The gaslighting all through this book by Florida's fascist governor is based on his contention that what he's done for Florida would be a blueprint for how he'd give the entire country the courage to be free, just staring straight in the face of the fact that he has curtailed the freedoms of Floridians to a greater extent than any governor in modern American history.

5 Rise of the Fourth Reich: Confronting COVID Fascism with a New Nuremberg Trial, So This Never Happens Again by Steve Deace & Daniel Horowitz (Post Hill Press)

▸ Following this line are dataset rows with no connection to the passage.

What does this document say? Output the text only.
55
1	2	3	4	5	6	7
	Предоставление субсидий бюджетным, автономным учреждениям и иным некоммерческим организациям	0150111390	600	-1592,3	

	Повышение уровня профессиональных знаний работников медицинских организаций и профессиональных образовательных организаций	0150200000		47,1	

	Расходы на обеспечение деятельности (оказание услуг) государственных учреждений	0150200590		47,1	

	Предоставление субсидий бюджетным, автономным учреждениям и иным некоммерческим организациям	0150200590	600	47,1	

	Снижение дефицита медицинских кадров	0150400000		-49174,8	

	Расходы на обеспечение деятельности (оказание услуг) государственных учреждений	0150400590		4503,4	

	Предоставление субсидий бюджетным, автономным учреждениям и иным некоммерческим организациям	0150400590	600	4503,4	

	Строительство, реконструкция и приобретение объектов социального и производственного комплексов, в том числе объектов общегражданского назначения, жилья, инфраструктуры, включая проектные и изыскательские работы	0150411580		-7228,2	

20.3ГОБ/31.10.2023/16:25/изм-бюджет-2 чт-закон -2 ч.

The white-eyed hysteria on every page of this weird, paranoid screed revolves around a kernel of lies trash-compacted into a dense ball of reality denial about things like masks or viruses or vaccines. Never having experienced even a single moment of fascism, the authors solemnly call for rounding people up and putting them on trial for their lives.

4 Crime Inc: How Democrats Employ Mafia and Gangster Tactics to Gain and Hold Power by Vince Everett Ellison (Bombadier Books)

The hypocrisy, the sheer effrontery of the gaslighting, that Ellison does here in describing the Mafia tactics of the Democratic Party is almost breathtaking. It's just possible that the person who planted pipe bombs on the eve of January 6, whoever in Georgia she might have been, was a Republican. It's just possible that the impresario of the January 6 insurrection explicitly compared his tactics to the Godfather and is a Republican. Its just possible that the stochastic terrorist currently on trial for multiple felonies has been gagged by multiple court orders specifically to stop him from threatening the lives of witnesses and court workers – and is a Republican. But no: A is actually Anti-A!

3 Emotional Labor: The Invisible Work Shaping Our Lives and How to Claim Our Power by Rose Hackman (Flatiron Books)

Sitting around complaining and pitying yourself is not work. Simply being present in a workplace is not work. Being present in a workplace and deciding not to be a raging A-hole is not work. Work is work.

2 The Peacemaker: Nixon: The Man, President, and My Friend by Ben Stein (Humanix Books)

Richard Nixon doubled the carnage in Vietnam. Richard Nixon carpet-bombed Laos. Richard Nixon carpet-bombed Cambodia.



1 Spare by Prince Harry (Random House)

Even on a list that calls Richard Nixon a peacemaker or that says killing animals is the best way to save them, the sheer Vesuvius of gaslighting in the publishing world in 2023 must certainly go to this, the worst book of the year, in which the handsome and fabulously wealthy Duke of Sussex works hard (through his ghostwriter, that is) to convince readers that he's a poor little-lamb being victimized, first by his family, then by the paparazzi, and now by the general population of commoners who are snickering at his idiotic whining rather than applauding it.